Dal postmortem di Cloudflare:

Il motivo delle fluttuazioni iniziali di errori 5xx è dovuto al deployment di un file di configurazione errato del "bot score" della Bot Protection:
As a result, every five minutes there was a chance of either a good or a bad set of configuration files being generated and rapidly propagated across the network.
E infine veniva sempre deployato il file errato, globalmente e istantaneamente (la stessa causa di altri precedenti outage globali di Cloudflare):
The model takes as input a “feature” configuration file. A feature, in this context, is an individual trait used by the machine learning model to make a prediction about whether the request was automated or not. The feature configuration file is a collection of individual features.
This feature file is refreshed every few minutes and published to our entire network and allows us to react to variations in traffic flows across the Internet. It allows us to react to new types of bots and new bot attacks. So it’s critical that it is rolled out frequently and rapidly as bad actors change their tactics quickly.
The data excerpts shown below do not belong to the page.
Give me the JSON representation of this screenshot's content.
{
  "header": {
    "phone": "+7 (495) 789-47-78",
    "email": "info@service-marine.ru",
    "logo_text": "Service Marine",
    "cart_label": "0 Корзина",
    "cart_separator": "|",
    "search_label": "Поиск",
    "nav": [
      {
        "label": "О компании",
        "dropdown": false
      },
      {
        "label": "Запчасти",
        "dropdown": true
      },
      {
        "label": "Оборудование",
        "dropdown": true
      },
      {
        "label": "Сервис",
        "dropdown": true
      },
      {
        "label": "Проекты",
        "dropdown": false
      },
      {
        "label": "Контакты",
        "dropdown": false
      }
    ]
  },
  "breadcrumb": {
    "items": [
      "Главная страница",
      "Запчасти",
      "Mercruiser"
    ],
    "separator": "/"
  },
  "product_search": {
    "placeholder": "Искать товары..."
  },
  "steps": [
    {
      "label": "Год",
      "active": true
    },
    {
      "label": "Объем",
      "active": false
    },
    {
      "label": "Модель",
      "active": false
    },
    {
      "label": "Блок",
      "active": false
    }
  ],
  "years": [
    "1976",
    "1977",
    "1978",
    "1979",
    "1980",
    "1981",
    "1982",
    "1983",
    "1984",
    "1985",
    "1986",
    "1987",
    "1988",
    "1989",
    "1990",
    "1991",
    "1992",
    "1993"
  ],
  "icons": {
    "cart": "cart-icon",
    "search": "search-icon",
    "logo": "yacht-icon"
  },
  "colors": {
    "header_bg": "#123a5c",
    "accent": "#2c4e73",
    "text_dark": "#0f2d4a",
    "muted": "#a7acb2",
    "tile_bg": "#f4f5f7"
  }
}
Il motivo per cui alcuni siti non erano affetti:
Customers deployed on the new FL2 proxy engine, observed HTTP 5xx errors. Customers on our old proxy engine, known as FL, did not see errors, but bot scores were not generated correctly, resulting in all traffic receiving a bot score of zero. Customers that had rules deployed to block bots would have seen large numbers of false positives.
Il file di configurazione conteneva dei dati errati perché per via di un cambio di configurazione la query ClickHouse estraeva più dati del dovuto. Il proxy edge lanciava un'eccezione perché non si aspettava quella quantità di dati:

Cosa c'era quindi che non andava:
- La query era errata (ok, può capitare).
- Non c'era validazione dell'output della query (feature duplicate), che finiva quindi direttamente deployato globalmente, a quanto pare.
- Sull'edge c'era un limite fisso di 200 feature attese, ma non c'era nessuna validazione che il file ne avesse effettivamente di meno.
- Non c'era nemmeno "fail safe" nel caso in cui succedesse.
EDIT: su Hacker News osservazioni molto simili:
They failed on so many levels here.
How can you write the proxy without handling the config containing more than the maximum features limit you set yourself?
How can the database export query not have a limit set if there is a hard limit on number of features?
Why do they do non-critical changes in production before testing in a stage environment?
Why did they think this was a cyberattack and only after two hours realize it was the config file?
Why are they that afraid of a botnet? Does not leave me confident that they will handle the next Aisuru attack.